24.04.2020, La polenta della Fighurina.

«Naš Perìn vija» (il nostro Perin sa). Diceva sempre così, riferendosi al marito, Milia soprannominata affettuosamente “Fighurina” per il suo fisico snello, ben proporzionato, elegante. Sono i nonni paterni di Marietto, che oggi abita proprio nella casa della nonna e utilizza quella cucina che ha fatto la storia della polenta del paese. Perin era specializzato nella costruzione dei fornelli in mattoni. Era sempre carico di lavoro, quindi nel complesso si parla di una famiglia benestante per quel il periodo. La preparazione della polenta, seppur povera di ingredienti, era un’autentica arte per la signora Milia. Per almeno nove mesi all’anno, apriva le due finestre della cucina, leggermente elevata rispetto al piano della strada e procedeva con la sua tecnica di cottura, che durava un’ora rispetto ai 40-45 minuti della norma di paese.

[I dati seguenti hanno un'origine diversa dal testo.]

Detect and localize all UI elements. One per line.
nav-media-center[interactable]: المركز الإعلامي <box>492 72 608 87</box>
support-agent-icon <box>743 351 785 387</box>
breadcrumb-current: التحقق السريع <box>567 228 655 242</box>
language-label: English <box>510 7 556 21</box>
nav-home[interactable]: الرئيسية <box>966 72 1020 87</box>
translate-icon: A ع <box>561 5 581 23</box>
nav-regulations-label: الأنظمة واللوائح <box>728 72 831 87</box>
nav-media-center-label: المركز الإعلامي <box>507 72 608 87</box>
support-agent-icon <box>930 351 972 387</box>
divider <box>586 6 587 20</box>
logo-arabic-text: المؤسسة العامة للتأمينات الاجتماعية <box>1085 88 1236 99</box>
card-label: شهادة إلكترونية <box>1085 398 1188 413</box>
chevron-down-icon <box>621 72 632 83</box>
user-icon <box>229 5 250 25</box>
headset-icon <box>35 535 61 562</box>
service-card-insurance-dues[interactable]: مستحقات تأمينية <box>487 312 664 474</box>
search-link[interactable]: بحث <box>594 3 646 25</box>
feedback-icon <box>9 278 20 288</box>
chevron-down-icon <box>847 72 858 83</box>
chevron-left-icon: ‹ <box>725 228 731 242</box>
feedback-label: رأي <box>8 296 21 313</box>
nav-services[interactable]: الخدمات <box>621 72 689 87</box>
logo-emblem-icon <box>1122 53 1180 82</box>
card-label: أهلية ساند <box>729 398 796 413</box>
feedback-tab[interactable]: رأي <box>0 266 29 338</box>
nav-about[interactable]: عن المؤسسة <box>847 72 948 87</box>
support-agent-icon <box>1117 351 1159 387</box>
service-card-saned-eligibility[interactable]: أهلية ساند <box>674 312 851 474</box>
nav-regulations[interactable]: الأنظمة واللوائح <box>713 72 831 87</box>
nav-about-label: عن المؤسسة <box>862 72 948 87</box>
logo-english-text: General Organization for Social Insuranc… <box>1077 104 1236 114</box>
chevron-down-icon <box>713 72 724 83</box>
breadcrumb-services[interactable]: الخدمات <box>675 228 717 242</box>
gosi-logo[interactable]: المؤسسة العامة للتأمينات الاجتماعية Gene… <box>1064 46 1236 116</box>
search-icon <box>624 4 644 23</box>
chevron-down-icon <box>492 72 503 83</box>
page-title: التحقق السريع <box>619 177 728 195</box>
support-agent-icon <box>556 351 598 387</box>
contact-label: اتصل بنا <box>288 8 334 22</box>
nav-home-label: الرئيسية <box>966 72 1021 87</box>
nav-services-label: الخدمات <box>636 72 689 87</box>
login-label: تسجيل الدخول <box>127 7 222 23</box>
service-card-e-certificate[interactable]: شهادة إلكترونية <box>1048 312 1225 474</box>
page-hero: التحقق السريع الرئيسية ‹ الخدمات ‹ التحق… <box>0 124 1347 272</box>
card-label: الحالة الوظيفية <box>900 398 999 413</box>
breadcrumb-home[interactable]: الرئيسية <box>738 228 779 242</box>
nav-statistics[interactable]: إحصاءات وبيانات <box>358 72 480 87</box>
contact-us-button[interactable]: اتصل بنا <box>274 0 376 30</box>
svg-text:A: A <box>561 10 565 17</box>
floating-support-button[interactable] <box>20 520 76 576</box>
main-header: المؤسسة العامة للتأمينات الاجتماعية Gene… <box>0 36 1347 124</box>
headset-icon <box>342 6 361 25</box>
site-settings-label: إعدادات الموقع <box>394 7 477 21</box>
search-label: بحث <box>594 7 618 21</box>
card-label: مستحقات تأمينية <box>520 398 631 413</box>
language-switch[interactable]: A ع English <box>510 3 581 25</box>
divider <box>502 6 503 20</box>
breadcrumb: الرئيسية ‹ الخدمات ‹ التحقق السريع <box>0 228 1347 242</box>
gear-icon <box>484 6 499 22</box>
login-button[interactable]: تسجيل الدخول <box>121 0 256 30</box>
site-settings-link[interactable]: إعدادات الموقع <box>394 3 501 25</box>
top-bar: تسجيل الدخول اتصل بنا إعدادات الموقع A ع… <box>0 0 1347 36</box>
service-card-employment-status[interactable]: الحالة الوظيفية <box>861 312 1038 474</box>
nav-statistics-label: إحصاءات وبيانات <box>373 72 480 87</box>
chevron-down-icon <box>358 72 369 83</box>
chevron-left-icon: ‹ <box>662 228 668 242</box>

E lo faceva con un quarto d’ora d’anticipo rispetto all’abitudine di mettersi a tavola, a mezzogiorno e alle 18:00. Aperte le finestre, in poco tempo si sprigionava in tutto il borgo della Gorìza un profumo irripetibile, indimenticabile, quello della polenta ben cotta. Spesso intorno alla sua casa, sulla piazzetta, si radunava un gruppo di bambini che attendeva con pazienza la distribuzione di un assaggio, una specie di piccolo antipasto prima del pranzo o della cena. Questa buona donna, ancora ricordata da tanti, era generosa, non ha mai detto di no. Chissà perché, ma anche le croste del suo kotù (paiolo) erano le più buone. Quelle che oggi si chiamano con termini altisonanti: “Fiocchi di mais”, che per Ponteacco corrispondevano ai “Fiocchi della Fighurina”.